Die COVID-19-Pandemie unterstreicht die Chancen der Telemedizin. Die RHÖN-KLINIKUM AG hat Ende 2019 gemeinsam mit dem Schweizer Telemedizin-Pionier Medgate die Medgate Deutschland GmbH gegründet. Im ersten Quartal standen die weitere Personalakquise sowie die gezielte Umsetzung technischer und organisatorischer Maßnahmen für deren Start im zweiten Halbjahr 2020 auf der Agenda. Die Gespräche mit gesetzlichen und privaten Versicherungsgesellschaften stießen insgesamt auf positive Resonanz. Ziel von Medgate Deutschland ist es, mit dem Angebot im Bereich Telemedizin und Digital Health einen wichtigen Beitrag zur Verbesserung der Gesundheitsversorgung in Deutschland zu leisten. Das Angebot richtet sich am Bedarf einer immer stärker digital werdenden Gesellschaft und deren Bedürfnissen nach einer effizienten, zeit- und ortsunabhängigen sowie qualitativ hochwertigen und raschen Gesundheitsversorgung aus.

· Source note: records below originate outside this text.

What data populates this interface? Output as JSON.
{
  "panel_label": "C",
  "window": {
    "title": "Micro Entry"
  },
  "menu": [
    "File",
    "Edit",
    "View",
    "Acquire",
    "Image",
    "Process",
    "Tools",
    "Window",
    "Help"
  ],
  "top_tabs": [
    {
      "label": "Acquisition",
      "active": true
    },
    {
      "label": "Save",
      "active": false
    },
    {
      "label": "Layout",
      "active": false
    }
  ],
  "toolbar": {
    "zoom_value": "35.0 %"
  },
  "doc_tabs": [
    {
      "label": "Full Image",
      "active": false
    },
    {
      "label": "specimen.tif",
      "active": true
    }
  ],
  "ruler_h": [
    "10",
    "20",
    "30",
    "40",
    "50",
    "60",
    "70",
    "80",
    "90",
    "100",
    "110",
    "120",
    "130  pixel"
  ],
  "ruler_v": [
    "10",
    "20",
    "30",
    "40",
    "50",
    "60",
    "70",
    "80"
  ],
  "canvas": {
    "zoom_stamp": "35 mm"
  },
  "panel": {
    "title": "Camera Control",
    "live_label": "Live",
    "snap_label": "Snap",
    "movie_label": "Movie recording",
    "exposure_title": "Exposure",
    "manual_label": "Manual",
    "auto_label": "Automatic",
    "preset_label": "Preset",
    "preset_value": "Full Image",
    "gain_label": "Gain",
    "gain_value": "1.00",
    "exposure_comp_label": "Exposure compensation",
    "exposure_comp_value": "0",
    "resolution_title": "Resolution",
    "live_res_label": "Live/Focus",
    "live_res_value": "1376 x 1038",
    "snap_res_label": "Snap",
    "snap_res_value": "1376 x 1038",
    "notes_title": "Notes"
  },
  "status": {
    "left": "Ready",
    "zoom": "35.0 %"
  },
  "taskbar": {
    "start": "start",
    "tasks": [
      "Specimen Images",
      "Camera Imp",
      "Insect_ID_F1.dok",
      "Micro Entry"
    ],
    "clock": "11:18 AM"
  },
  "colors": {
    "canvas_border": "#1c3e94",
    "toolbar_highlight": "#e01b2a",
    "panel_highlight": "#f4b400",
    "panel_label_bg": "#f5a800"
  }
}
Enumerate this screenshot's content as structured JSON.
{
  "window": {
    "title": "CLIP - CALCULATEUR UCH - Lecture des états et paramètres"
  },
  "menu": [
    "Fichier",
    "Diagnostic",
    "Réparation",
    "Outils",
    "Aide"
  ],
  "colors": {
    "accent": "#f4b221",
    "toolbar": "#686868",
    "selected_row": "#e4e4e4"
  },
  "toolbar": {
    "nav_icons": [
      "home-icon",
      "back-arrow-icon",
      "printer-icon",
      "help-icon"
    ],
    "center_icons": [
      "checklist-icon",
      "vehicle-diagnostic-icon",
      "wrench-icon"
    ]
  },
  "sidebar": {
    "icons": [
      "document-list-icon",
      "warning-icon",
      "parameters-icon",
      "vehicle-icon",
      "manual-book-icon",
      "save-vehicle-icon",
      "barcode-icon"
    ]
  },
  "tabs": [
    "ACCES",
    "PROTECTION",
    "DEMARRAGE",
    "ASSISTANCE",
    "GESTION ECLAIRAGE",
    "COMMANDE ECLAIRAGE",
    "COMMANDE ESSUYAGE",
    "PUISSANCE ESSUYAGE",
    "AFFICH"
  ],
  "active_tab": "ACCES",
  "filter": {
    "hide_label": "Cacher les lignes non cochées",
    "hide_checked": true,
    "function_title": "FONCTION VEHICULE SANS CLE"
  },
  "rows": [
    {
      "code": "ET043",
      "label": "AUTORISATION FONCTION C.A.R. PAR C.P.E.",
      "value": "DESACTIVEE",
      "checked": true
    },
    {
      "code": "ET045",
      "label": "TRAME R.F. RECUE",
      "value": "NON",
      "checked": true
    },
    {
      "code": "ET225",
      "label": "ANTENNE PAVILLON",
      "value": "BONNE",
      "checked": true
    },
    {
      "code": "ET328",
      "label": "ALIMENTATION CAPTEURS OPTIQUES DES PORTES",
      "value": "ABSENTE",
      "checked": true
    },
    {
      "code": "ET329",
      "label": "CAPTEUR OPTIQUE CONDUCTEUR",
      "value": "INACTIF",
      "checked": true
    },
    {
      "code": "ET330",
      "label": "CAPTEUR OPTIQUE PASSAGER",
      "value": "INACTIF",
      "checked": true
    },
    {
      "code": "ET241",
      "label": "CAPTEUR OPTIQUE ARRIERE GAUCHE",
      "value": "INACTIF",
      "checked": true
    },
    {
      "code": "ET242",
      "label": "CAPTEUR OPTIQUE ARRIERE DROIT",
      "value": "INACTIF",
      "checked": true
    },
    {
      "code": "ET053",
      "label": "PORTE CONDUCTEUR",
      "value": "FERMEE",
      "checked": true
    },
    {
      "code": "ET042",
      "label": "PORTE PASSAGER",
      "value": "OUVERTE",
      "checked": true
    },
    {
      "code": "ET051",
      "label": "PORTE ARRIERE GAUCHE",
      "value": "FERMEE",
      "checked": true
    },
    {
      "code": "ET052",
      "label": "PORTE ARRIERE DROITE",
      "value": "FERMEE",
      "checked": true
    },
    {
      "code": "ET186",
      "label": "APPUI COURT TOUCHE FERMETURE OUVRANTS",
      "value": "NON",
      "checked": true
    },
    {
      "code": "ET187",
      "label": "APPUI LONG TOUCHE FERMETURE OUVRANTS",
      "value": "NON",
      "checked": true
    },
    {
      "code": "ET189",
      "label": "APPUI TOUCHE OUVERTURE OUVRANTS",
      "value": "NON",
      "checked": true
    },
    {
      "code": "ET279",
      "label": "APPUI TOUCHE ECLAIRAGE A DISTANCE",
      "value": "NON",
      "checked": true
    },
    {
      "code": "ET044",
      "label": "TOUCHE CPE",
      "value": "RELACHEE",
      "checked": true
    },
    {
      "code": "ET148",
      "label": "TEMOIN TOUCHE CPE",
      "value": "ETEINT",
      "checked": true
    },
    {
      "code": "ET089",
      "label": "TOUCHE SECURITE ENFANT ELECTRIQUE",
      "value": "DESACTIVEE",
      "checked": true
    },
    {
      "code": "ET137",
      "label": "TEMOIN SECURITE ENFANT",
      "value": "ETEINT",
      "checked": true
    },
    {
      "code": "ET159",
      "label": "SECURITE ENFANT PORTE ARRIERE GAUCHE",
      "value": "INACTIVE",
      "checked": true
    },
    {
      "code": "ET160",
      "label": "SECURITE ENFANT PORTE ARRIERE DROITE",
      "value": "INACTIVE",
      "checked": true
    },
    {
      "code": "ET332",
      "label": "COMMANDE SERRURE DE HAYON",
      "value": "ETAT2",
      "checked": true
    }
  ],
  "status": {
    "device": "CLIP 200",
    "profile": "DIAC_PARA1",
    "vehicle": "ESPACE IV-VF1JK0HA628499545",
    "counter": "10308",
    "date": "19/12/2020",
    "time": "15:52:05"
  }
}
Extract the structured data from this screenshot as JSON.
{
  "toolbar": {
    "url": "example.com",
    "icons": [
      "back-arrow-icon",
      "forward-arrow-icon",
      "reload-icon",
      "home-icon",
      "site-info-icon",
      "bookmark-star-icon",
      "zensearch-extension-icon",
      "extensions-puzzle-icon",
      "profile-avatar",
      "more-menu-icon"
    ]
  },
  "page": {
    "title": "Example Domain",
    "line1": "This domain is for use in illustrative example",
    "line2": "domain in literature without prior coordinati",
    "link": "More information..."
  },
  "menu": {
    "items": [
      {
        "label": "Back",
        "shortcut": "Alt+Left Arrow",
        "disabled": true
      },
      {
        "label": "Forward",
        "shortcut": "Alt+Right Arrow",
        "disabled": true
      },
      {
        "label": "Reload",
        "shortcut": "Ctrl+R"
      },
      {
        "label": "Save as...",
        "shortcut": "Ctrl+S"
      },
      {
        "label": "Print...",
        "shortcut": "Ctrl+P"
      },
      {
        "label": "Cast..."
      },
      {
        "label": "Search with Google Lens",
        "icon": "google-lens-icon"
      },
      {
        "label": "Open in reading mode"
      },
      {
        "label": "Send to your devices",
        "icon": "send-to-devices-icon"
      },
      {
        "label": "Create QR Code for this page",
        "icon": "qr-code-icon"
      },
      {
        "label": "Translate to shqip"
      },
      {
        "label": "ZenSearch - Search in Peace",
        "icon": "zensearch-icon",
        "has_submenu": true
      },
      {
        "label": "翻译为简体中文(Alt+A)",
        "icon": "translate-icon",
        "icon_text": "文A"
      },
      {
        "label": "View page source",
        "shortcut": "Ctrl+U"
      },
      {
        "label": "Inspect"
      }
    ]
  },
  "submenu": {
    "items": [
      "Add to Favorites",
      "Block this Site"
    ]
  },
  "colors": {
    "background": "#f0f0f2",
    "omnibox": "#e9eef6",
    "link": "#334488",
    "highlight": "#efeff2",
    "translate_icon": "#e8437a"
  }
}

Übernahmeangebot - Angebotspreis von 18 Euro als angemessen erachtet

Die Asklepios Kliniken GmbH & Co. KGaA hat am 28. Februar 2020 der Gesellschaft mitgeteilt, dass sie beabsichtigt, den Aktionären der RHÖN-KLINIKUM Aktiengesellschaft ein freiwilliges öffentliches Übernahmeangebot für sämtliche ausstehenden Aktien der Gesellschaft gegen Zahlung einer Geldleistung in Höhe von 18,00 Euro je Aktie zu unterbreiten. Nachdem die Angebotsunterlage Anfang April 2020 veröffentlicht wurde, haben Vorstand und Aufsichtsrat der RHÖN-KLINIKUM AG sie sorgfältig geprüft und sich in getrennten begründeten Stellungnahmen dazu geäußert.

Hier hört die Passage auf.